Disruptions of the circadian system are associated with an increased risk of age-related conditions such as cancer, diabetes, and neurodegeneration (145). Nighttime shift work is correlated with these poorer health outcomes, potentially because the body incorrectly anticipates the meal times or other time-dependent behaviors (146). On the other hand, well-timed manipulation of sensory inputs or environmental cues can increase the strength of organismal rhythms and improve health-related outcomes. For example, temperature cycles reinforced rhythms in Drosophila and restored rhythmicity to arrhythmic flies (147). Time-restricted feeding has been used to prevent obesity in mouse models of chronic shift work (148). In humans, bright light exposure at specific times of day has been used effectively to improve sleep and cognitive performance, particularly during the winter months and in patients with neurodegenerative diseases (149). These manipulations indicate that improving circadian function, and thus restoring proper time perception, may be capable of improving age-related disorders.

It is well established that aging affects the function of the circadian clock.
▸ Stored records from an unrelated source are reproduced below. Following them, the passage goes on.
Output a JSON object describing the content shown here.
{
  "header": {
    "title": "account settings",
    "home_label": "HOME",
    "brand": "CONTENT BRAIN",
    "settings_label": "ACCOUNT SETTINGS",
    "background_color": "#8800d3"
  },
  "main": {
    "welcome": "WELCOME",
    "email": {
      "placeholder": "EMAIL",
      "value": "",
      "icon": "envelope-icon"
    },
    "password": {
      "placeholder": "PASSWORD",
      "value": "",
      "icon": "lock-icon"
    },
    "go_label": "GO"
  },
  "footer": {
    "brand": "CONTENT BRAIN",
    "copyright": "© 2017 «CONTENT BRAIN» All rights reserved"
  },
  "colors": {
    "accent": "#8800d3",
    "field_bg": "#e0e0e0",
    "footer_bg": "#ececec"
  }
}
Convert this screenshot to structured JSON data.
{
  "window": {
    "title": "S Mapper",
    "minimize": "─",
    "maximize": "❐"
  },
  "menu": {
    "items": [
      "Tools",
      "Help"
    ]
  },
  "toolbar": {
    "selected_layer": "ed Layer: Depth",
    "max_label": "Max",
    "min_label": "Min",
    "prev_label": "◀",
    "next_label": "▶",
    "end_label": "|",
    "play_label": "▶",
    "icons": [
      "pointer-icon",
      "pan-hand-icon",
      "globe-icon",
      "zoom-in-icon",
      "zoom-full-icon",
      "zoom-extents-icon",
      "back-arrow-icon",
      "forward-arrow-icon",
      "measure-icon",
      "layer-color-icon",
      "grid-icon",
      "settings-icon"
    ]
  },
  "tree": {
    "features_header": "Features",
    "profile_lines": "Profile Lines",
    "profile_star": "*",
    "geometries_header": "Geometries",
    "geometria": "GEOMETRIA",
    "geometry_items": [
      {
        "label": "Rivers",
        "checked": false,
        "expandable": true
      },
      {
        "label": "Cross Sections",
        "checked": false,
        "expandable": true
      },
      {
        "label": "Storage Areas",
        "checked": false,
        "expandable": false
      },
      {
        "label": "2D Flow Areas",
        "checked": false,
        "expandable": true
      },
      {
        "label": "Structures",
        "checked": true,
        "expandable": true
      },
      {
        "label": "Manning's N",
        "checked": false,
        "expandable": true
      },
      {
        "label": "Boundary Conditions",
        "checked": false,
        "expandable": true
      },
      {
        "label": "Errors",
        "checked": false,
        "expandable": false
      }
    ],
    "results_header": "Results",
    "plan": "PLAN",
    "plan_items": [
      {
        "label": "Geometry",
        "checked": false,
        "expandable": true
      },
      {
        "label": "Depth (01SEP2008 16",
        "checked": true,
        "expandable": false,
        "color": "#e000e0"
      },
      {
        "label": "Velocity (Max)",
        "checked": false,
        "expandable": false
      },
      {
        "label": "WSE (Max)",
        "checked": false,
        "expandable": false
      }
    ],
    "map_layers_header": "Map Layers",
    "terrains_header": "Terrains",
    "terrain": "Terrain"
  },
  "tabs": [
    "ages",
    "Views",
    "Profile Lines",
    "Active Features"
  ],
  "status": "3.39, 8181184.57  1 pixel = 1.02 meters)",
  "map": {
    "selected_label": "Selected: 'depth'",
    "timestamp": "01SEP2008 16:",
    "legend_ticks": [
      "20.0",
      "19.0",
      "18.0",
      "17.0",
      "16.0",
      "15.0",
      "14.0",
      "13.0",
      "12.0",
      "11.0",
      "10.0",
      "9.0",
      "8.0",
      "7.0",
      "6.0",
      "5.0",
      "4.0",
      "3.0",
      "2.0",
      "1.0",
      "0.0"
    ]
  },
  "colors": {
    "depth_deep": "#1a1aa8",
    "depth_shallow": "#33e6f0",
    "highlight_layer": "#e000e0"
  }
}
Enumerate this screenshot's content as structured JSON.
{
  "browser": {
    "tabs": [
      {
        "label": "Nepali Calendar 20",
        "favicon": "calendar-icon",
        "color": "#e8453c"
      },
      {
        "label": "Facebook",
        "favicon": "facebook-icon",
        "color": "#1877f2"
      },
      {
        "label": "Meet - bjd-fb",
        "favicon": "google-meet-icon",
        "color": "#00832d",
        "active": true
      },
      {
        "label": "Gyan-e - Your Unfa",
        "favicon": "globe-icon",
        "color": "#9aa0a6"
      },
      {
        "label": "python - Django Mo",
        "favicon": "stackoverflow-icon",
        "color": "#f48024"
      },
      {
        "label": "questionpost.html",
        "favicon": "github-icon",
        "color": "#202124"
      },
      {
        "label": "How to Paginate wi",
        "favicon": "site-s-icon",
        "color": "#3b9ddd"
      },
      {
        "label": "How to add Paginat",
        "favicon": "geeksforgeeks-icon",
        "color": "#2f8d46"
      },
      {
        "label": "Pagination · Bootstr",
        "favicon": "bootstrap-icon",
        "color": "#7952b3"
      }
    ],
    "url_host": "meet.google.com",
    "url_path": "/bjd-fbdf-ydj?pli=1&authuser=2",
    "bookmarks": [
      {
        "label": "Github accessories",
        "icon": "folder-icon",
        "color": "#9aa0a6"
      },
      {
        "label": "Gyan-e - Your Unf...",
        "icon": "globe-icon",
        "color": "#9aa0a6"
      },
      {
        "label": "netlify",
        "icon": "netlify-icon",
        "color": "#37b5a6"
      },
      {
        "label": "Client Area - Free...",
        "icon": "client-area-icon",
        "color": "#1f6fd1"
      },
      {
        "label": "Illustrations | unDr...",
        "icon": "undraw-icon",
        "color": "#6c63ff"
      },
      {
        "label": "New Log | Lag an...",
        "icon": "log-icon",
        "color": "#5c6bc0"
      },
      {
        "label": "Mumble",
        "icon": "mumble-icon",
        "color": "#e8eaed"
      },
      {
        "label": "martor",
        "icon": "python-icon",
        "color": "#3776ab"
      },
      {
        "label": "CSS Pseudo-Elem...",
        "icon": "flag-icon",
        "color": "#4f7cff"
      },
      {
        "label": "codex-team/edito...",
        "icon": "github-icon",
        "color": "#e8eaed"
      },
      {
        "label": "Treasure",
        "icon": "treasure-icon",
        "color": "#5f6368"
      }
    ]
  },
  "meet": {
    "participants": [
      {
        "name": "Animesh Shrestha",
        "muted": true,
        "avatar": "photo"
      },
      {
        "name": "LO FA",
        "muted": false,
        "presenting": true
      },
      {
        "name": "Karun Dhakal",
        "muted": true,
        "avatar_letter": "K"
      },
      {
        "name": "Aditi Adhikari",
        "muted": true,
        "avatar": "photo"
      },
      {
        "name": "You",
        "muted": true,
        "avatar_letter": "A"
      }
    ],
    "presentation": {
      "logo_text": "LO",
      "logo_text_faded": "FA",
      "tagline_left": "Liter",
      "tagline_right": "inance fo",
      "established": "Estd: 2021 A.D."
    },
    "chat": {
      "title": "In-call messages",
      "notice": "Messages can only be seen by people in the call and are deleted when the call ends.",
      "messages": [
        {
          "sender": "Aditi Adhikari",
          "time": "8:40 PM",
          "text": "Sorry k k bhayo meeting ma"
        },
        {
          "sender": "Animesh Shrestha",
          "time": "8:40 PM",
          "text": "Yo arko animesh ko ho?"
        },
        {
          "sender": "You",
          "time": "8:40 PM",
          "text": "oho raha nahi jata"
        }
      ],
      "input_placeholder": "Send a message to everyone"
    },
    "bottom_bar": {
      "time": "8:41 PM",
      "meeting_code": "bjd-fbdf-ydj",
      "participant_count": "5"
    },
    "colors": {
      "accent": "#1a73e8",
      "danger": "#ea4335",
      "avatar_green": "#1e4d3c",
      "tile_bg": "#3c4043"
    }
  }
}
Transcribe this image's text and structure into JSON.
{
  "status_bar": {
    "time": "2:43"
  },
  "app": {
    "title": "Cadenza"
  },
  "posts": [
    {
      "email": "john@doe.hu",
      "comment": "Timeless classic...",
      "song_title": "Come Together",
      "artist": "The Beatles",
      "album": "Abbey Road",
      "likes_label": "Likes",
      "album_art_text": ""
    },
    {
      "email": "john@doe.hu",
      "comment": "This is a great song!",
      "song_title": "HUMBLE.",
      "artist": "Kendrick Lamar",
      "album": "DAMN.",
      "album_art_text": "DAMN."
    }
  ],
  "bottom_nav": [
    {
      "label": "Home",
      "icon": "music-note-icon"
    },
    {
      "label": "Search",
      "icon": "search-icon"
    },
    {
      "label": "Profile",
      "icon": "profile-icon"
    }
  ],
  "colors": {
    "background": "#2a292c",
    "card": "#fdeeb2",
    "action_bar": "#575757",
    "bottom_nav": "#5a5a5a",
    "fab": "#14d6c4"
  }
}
Sleep-wake cycles break down as animals age, which are detected as weakened, fragmented sleep cycles and changes in circadian-affected behavioral outputs. Such changes have been documented in Drosophila (150), rodents (151), and humans (152). In Drosophila, transcriptional oscillations of clock genes in peripheral tissues were reduced with age (153). The effect of age on clock gene oscillations in the brain is not as clear; one study reported an age-related decline in the strength of neuronal oscillations (154), whereas another reported strong rhythms that were largely unchanged in brains but declined in peripheral clocks with age (153). Aging has also been reported to reduce the strength of circadian clock gene cycling in the suprachiasmatic nucleus (SCN), the region of the mammalian brain where the master pacemaker resides (155). Neural activity rhythms in the SCN are also degraded with age (151). Combating circadian declines accompanying aging via an SCN transplant derived from fetal tissue was shown to restore rhythms in rats and increase longevity in the golden hamster (156, 157).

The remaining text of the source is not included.